The opinion of the court was delivered by: JACOB HART, Magistrate Judge
This case presents an insurance coverage question. Does the
resident of a home, on which he has paid homeowners' insurance
premiums, have an insurable interest in the home once a writ of
execution is issued on the property? Allstate contends that the
writ of execution divested the resident of his insurable
interest. Additionally, since the Plaintiff renewed the insurance
policy after the writ was executed, Allstate contends that there
is no coverage because Plaintiff failed to inform Allstate of the
transfer of ownership of the property. The Plaintiff argues that
the foreclosure action did not divest him of an insurable
interest in the property. Hoggard also claims that he was unaware
of the change in title. Therefore, no material misrepresentation
was made in the policy renewal.
On March 9, 2003, the house located at 15 Somerset Drive in
Coatesville caught fire. Both the dwelling and its contents
suffered significant damage. On March 13, 2003, Plaintiff, who,
at that time, lived in the house, contacted his homeowners
insurance company to report the fire loss. The Defendant denied
Prior to the fire, on June 24, 2002, a writ of execution was
issued to the sheriff, based on a foreclosure action filed by the
Plaintiff's mortgagee, Eastern Savings Bank, FSB. On November 8, 2002, the property was conveyed from the Office of
the Sheriff to Tiger Real Estate, Inc., a subsidiary of Eastern
Savings Bank. Plaintiff, who had been insured with Allstate for
approximately eighteen years, renewed his homeowners policy on
February 25, 2003. Citing the change of ownership and Plaintiff's
failure to notify Allstate of the change of ownership, the
Defendant denied Plaintiff's claim in an undated letter which is
attached to Plaintiff's complaint. Plaintiff filed suit in the
Court of Common Pleas and the Defendant removed the case to
federal court. Presently before the court is the Defendant's
Motion for Judgment on the Pleadings.
Federal Rule of Civil Procedure 12(c) permits a party to move
for judgment "after the pleadings are closed but within such time
as not to delay the trial." Fed.R.Civ.P. 12(c). A party moving
for judgment on the pleadings pursuant to Rule 12(c) must
demonstrate that there are no issues of material fact and that
judgment should be entered in its favor as a matter of law. See
Jablonski v. Pan Amer. World Airways, Inc., 863 F.2d 289, 290
(3d Cir. 1988). In evaluating a Rule 12(c) motion, a court must
view the pleadings in the light most favorable to, and draw all
inferences in favor of, the nonmoving party. See Soc'y Hill
Civic Ass'n v. Harris, 632 F.2d 1045, 1054 (3d Cir. 1980).
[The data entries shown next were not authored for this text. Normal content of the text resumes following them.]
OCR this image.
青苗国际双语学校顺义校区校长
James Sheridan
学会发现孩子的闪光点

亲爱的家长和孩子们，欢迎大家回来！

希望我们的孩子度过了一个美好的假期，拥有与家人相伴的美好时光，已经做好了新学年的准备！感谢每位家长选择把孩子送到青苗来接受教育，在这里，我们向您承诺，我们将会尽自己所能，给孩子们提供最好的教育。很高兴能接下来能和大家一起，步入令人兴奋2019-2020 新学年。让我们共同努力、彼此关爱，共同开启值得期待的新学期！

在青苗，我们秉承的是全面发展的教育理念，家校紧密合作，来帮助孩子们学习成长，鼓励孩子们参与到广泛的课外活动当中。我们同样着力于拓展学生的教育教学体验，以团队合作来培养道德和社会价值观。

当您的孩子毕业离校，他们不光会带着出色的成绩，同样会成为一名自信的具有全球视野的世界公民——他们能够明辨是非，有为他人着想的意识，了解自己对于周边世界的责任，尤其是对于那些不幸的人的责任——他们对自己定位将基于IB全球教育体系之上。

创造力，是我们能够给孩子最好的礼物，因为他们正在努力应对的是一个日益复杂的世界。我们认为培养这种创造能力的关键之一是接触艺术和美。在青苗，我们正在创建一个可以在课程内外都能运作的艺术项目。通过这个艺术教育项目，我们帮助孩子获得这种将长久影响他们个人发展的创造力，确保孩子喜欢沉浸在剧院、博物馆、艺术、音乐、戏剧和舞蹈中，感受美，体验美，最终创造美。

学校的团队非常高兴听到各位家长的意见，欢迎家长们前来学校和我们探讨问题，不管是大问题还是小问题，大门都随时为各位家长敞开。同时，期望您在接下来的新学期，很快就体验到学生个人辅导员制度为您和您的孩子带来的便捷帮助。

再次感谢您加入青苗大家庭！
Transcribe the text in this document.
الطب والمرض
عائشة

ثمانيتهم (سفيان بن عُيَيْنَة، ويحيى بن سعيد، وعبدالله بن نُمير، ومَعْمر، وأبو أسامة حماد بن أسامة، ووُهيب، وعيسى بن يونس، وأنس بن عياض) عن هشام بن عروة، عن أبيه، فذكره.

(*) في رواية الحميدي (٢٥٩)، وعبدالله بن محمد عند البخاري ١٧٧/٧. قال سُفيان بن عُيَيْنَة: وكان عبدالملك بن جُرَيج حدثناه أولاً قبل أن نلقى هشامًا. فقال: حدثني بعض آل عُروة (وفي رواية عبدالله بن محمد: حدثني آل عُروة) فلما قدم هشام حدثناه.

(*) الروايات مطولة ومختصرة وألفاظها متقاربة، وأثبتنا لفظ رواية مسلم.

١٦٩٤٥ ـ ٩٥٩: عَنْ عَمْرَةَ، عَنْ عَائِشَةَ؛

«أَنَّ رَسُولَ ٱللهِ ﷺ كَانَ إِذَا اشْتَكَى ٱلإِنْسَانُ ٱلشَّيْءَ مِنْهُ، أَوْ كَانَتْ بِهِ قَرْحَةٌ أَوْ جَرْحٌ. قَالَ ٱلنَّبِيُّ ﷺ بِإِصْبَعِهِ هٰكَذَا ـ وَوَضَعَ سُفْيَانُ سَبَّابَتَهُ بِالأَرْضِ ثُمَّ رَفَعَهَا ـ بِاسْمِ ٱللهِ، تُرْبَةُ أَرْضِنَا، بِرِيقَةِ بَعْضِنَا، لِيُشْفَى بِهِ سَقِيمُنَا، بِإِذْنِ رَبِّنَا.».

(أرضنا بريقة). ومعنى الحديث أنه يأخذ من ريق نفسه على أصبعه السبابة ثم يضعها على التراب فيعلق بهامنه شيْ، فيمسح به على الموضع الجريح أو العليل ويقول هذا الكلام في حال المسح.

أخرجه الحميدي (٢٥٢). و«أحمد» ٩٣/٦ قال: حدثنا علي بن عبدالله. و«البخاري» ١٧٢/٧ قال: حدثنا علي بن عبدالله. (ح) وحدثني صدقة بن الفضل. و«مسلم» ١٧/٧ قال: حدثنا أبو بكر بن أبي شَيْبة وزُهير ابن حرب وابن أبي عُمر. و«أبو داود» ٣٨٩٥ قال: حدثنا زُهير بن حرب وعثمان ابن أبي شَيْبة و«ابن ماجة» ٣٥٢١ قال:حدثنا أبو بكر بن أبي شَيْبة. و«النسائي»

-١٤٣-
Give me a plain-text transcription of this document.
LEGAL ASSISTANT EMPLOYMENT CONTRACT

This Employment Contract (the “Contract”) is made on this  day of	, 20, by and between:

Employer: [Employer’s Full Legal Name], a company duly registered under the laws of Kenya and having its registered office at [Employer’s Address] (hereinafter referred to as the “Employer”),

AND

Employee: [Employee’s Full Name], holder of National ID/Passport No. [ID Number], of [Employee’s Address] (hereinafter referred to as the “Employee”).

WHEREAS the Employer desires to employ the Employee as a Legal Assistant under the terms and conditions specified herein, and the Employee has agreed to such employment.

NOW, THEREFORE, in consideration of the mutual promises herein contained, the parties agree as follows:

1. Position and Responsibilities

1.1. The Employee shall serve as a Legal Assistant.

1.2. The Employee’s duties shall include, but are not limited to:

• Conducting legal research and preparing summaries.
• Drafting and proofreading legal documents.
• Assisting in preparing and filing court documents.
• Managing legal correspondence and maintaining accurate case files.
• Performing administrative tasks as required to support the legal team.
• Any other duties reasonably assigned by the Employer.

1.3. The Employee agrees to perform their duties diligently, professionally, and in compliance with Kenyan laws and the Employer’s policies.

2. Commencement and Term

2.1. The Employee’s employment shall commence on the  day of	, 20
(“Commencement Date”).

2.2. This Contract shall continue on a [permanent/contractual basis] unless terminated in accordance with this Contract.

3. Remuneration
We must first determine if Mr. Hoggard had an insurable
interest in the property at the time of the fire. In making this
determination, Allstate has focused on the fact that Mr. Hoggard
was not the titled owner of the property. His name did not appear
on the deed at the time of the fire. Hence, according to
Allstate, he had no insurable interest in the property. Hoggard
argues that the policy does not require that the property be titled to
him. Rather, since it was his resident premises, he had an
insurable interest in the property.
We reject Allstate's theory that merely because Mr. Hoggard's
name did not appear on the deed he does not have an insurable
interest in the property. The courts of Pennsylvania do not limit
the classification of those with an insurable interest to those
who have legal title to a piece of property. Rather, the courts
follow the generally accepted rule that "anyone has an insurable
interest who derives pecuniary benefit or advantage from the
preservation or continued existence of the property or who will
suffer pecuniary loss from its destruction. . . . [A] fee title
is clearly not required of the insured, nor even a direct
property interest, the test of exposure to financial loss being
all important." Luchansky v. Farmers Fire Insurance Co.,
357 Pa.Super. 136, 138 (1986) (citing 43 Am.Jur.2d Insurance § 943;
4 Appleman, Insurance Law and Practice § 21).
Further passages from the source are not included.